Apparently this is how said orchestra hears “The Last Time.” I’m still not completely sure I follow.

But while Marc Bolan’s estate never phoned up Noel Gallagher to inquire about “Cigarettes & Alcohol,” Mick and Keef got a bit pissy that six notes from an orchestrational interpretation of their hit had been pinched for one of the biggest songs of 1997. As a result, Richard Ashcroft shared co-writing credits with Jagger and Richards and all the royalties from the Verve’s biggest song had to go to the Stones’ former publishing company, ABKCO. Oldham also sued the Verve in 1999 to try to get a cut of the profits the song continued to turn in.

Pushing the injustice a little further still, Mick and Keef really had no standing whatsoever to get so protective in the first place.

But of course all that lawyer business was only interesting to the people that were wound up enough by the song in the first place to wrap themselves up in the Verve’s musical output.

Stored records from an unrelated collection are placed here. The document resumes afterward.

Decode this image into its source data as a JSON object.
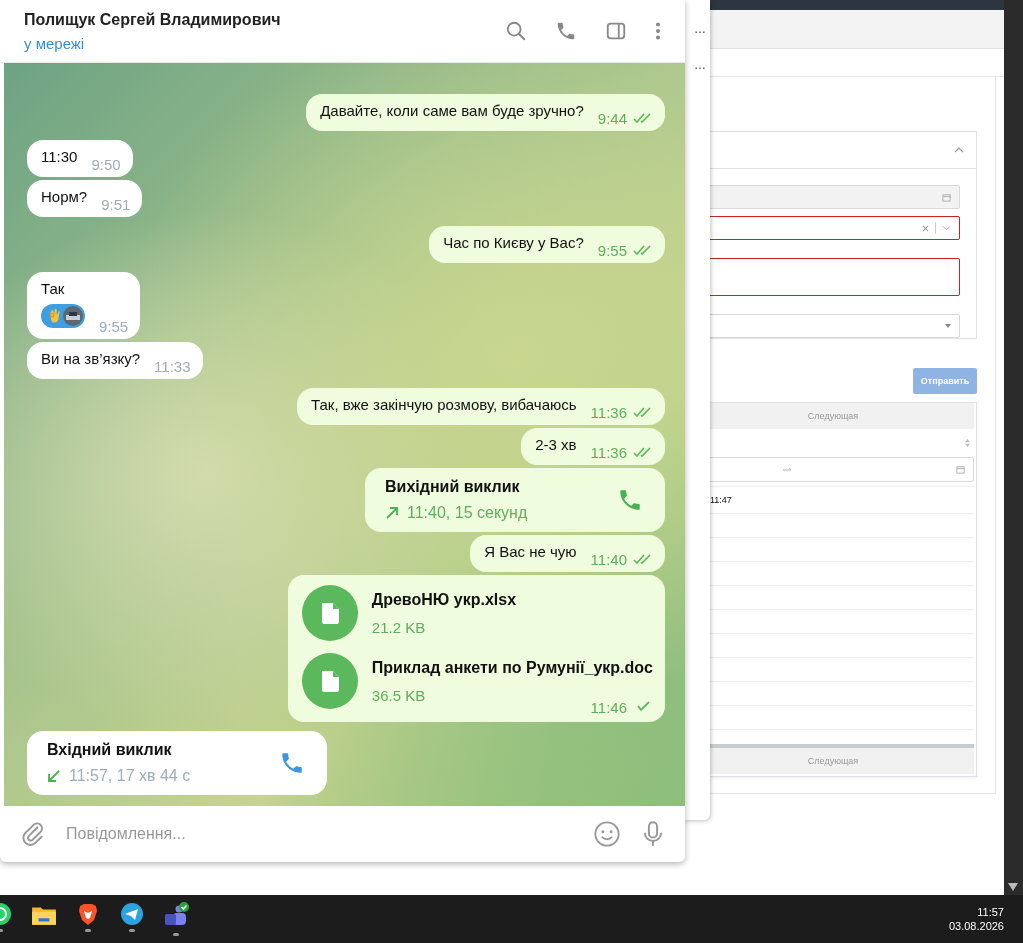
{
  "browser": {
    "submit_button": "Отправить",
    "pager_top": "Следующая",
    "first_cell": "11:47",
    "pager_bottom": "Следующая"
  },
  "popup_behind": {
    "lines": [
      "…",
      "…"
    ]
  },
  "chat": {
    "header": {
      "name": "Полищук Сергей Владимирович",
      "status": "у мережі"
    },
    "messages": [
      {
        "outgoing": true,
        "kind": "text",
        "text": "Давайте, коли саме вам буде зручно?",
        "time": "9:44",
        "read": true
      },
      {
        "outgoing": false,
        "kind": "text",
        "text": "11:30",
        "time": "9:50"
      },
      {
        "outgoing": false,
        "kind": "text",
        "text": "Норм?",
        "time": "9:51"
      },
      {
        "outgoing": true,
        "kind": "text",
        "text": "Час по Києву у Вас?",
        "time": "9:55",
        "read": true
      },
      {
        "outgoing": false,
        "kind": "text",
        "text": "Так",
        "time": "9:55",
        "reaction": true
      },
      {
        "outgoing": false,
        "kind": "text",
        "text": "Ви на зв’язку?",
        "time": "11:33"
      },
      {
        "outgoing": true,
        "kind": "text",
        "text": "Так, вже закінчую розмову, вибачаюсь",
        "time": "11:36",
        "read": true
      },
      {
        "outgoing": true,
        "kind": "text",
        "text": "2-3 хв",
        "time": "11:36",
        "read": true
      },
      {
        "outgoing": true,
        "kind": "call",
        "title": "Вихідний виклик",
        "detail": "11:40, 15 секунд"
      },
      {
        "outgoing": true,
        "kind": "text",
        "text": "Я Вас не чую",
        "time": "11:40",
        "read": true
      },
      {
        "outgoing": true,
        "kind": "files",
        "files": [
          {
            "name": "ДревоНЮ укр.xlsx",
            "size": "21.2 KB"
          },
          {
            "name": "Приклад анкети по Румунії_укр.doc",
            "size": "36.5 KB"
          }
        ],
        "time": "11:46",
        "read": false
      },
      {
        "outgoing": false,
        "kind": "call",
        "title": "Вхідний виклик",
        "detail": "11:57, 17 хв 44 с"
      }
    ],
    "composer": {
      "placeholder": "Повідомлення..."
    }
  },
  "taskbar": {
    "apps": [
      {
        "kind": "whatsapp",
        "running": true
      },
      {
        "kind": "folder",
        "running": false
      },
      {
        "kind": "brave",
        "running": true
      },
      {
        "kind": "telegram",
        "running": true
      },
      {
        "kind": "teams",
        "running": true
      }
    ],
    "time": "11:57",
    "date": "03.08.2026"
  }
}
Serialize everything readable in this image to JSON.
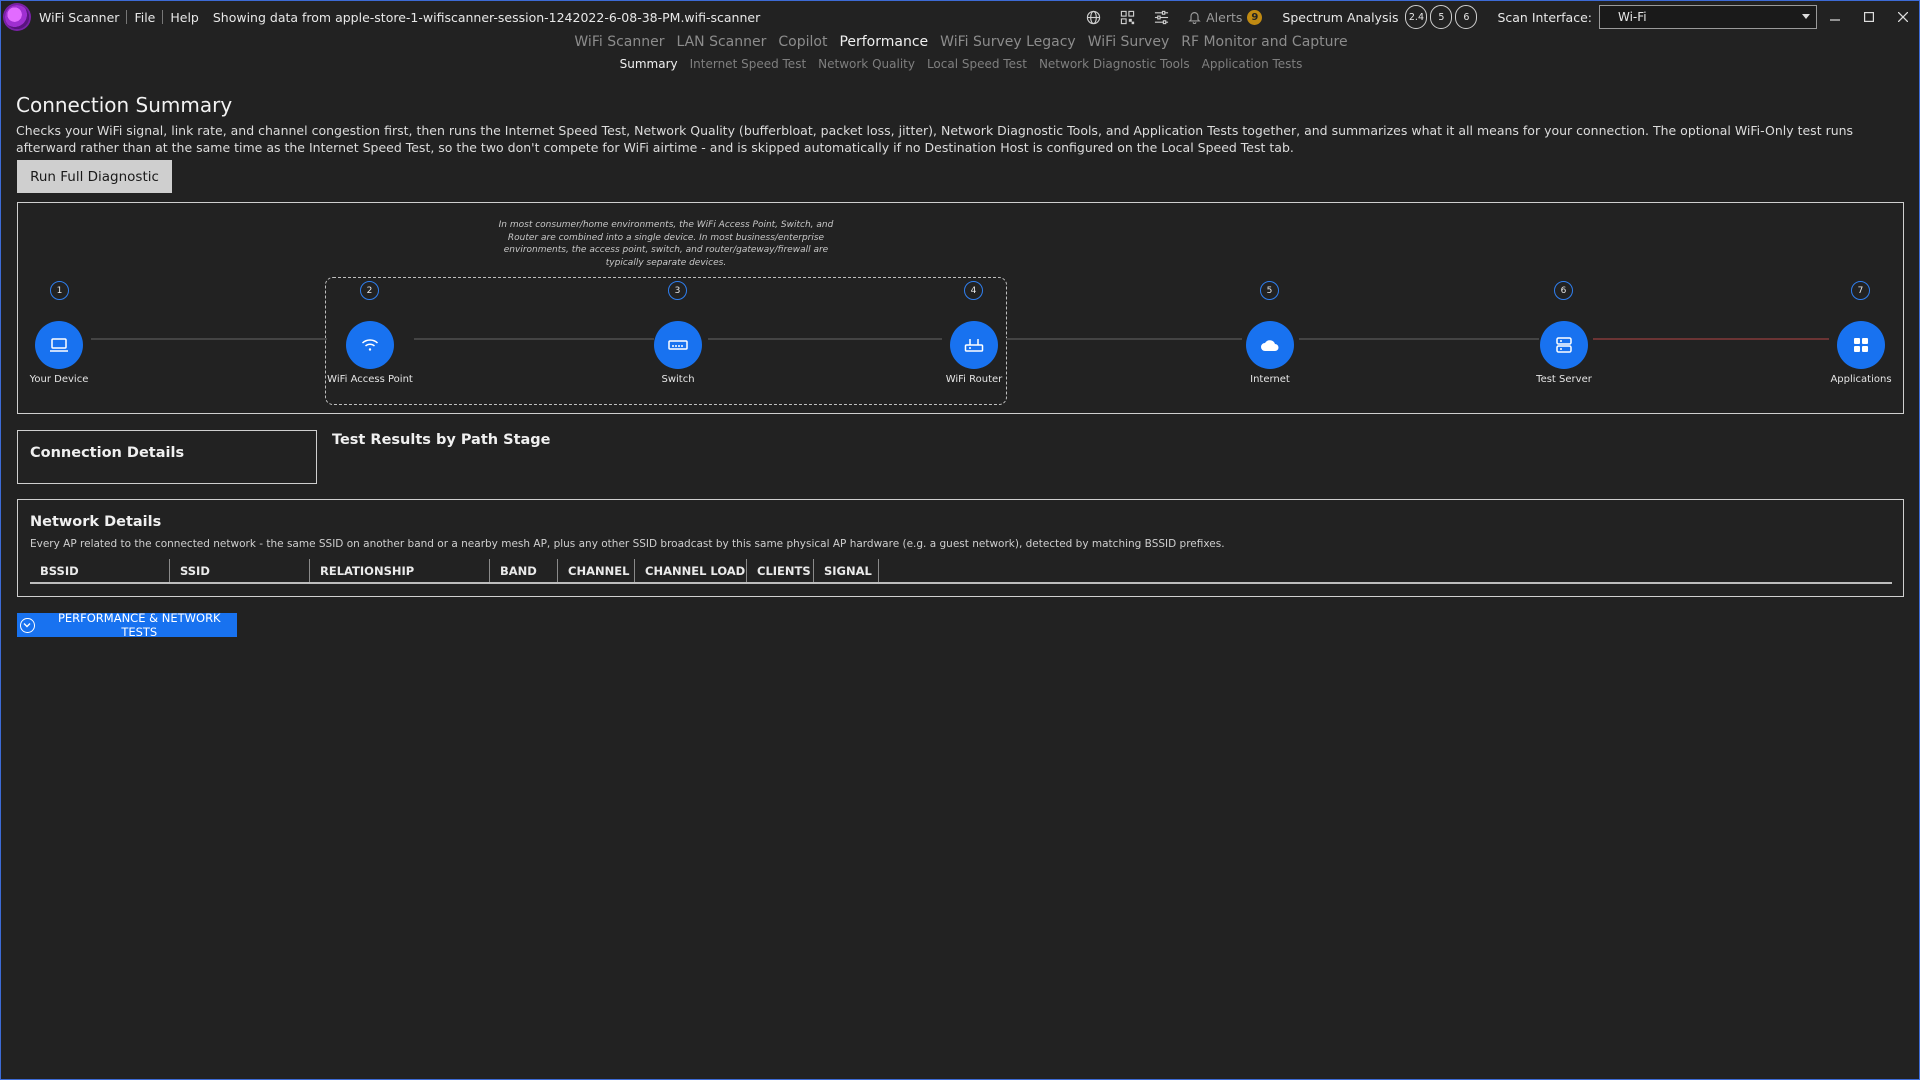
{
  "titlebar": {
    "app_name": "WiFi Scanner",
    "menu": [
      "File",
      "Help"
    ],
    "status": "Showing data from apple-store-1-wifiscanner-session-1242022-6-08-38-PM.wifi-scanner",
    "alerts_label": "Alerts",
    "alerts_count": "9",
    "spectrum_label": "Spectrum Analysis",
    "bands": [
      "2.4",
      "5",
      "6"
    ],
    "scan_label": "Scan Interface:",
    "scan_value": "Wi-Fi"
  },
  "main_tabs": [
    "WiFi Scanner",
    "LAN Scanner",
    "Copilot",
    "Performance",
    "WiFi Survey Legacy",
    "WiFi Survey",
    "RF Monitor and Capture"
  ],
  "active_main_tab": "Performance",
  "sub_tabs": [
    "Summary",
    "Internet Speed Test",
    "Network Quality",
    "Local Speed Test",
    "Network Diagnostic Tools",
    "Application Tests"
  ],
  "active_sub_tab": "Summary",
  "summary": {
    "title": "Connection Summary",
    "description": "Checks your WiFi signal, link rate, and channel congestion first, then runs the Internet Speed Test, Network Quality (bufferbloat, packet loss, jitter), Network Diagnostic Tools, and Application Tests together, and summarizes what it all means for your connection. The optional WiFi-Only test runs afterward rather than at the same time as the Internet Speed Test, so the two don't compete for WiFi airtime - and is skipped automatically if no Destination Host is configured on the Local Speed Test tab.",
    "run_button": "Run Full Diagnostic"
  },
  "path": {
    "note": "In most consumer/home environments, the WiFi Access Point, Switch, and Router are combined into a single device. In most business/enterprise environments, the access point, switch, and router/gateway/firewall are typically separate devices.",
    "stages": [
      {
        "num": "1",
        "label": "Your Device",
        "icon": "laptop-icon"
      },
      {
        "num": "2",
        "label": "WiFi Access Point",
        "icon": "wifi-icon"
      },
      {
        "num": "3",
        "label": "Switch",
        "icon": "switch-icon"
      },
      {
        "num": "4",
        "label": "WiFi Router",
        "icon": "router-icon"
      },
      {
        "num": "5",
        "label": "Internet",
        "icon": "cloud-icon"
      },
      {
        "num": "6",
        "label": "Test Server",
        "icon": "server-icon"
      },
      {
        "num": "7",
        "label": "Applications",
        "icon": "apps-grid-icon"
      }
    ],
    "colors": {
      "node": "#1872f0",
      "link": "#444444",
      "link_warning": "#6b3434"
    }
  },
  "connection_details": {
    "title": "Connection Details"
  },
  "test_results": {
    "title": "Test Results by Path Stage"
  },
  "network_details": {
    "title": "Network Details",
    "description": "Every AP related to the connected network - the same SSID on another band or a nearby mesh AP, plus any other SSID broadcast by this same physical AP hardware (e.g. a guest network), detected by matching BSSID prefixes.",
    "columns": [
      "BSSID",
      "SSID",
      "RELATIONSHIP",
      "BAND",
      "CHANNEL",
      "CHANNEL LOAD",
      "CLIENTS",
      "SIGNAL"
    ]
  },
  "perf_button": "PERFORMANCE & NETWORK TESTS"
}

Urban Hymns shifted a lot of copies, and I’m sure 75 percent of the people in the world that own A Northern Soul or A Storm in Heaven only made the purchase because they believed Urban Hymns was so powerful.

For a major sect of society, though, “Bitter Sweet Symphony” was enough. The single would do, or the video… or the edited version that continually popped up on radio throughout 1997 and 1998. As all popular songs in the 1990s did, its time came and went and relegated a band capable of producing one of the greatest albums of all time to “one-hit wonder” status.

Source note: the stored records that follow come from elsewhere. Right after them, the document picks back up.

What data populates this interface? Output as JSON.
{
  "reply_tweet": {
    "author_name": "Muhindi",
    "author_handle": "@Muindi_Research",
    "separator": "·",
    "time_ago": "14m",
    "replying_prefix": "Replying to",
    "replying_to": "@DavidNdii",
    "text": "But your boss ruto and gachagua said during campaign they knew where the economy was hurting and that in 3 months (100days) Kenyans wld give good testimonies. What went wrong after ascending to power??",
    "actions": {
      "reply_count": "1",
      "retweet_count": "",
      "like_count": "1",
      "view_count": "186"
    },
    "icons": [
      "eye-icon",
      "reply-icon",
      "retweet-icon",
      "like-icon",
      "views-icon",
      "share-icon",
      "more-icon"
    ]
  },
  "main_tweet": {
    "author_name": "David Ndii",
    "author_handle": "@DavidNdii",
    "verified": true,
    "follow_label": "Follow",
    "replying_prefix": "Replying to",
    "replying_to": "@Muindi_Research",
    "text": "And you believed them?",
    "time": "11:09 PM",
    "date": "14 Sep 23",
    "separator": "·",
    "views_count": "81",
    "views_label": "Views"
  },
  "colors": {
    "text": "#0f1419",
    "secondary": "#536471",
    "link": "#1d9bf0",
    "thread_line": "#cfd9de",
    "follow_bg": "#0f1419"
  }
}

Of course, the song’s sheer musical force also gave it a better degree of staying power than, say, “I Want it That Way” or “Tha Crossroads.” The Verve coasted through a decent-enough reunion run in 2008 that produced an album of entirely new material but still was  powered by the public’s lasting reverence for “Bitter Sweet Symphony.” The song is now a touchstone for any 1990s montage sequences and even found itself at the center of the most heated debate about 2005’s Live8 benefit.

2000s survivors love it. 1990s survivors that remember the video and what that song first meant detest it.

Did Richard Ashcroft sell out? Did Coldplay just unapologetically jump on the coattails of a song far better than anything in their own catalogue? F*ck all the lawsuits surrounding the song — this still seems like its gravest injustice.

But it’s a bitter sweet symphony. That’s life.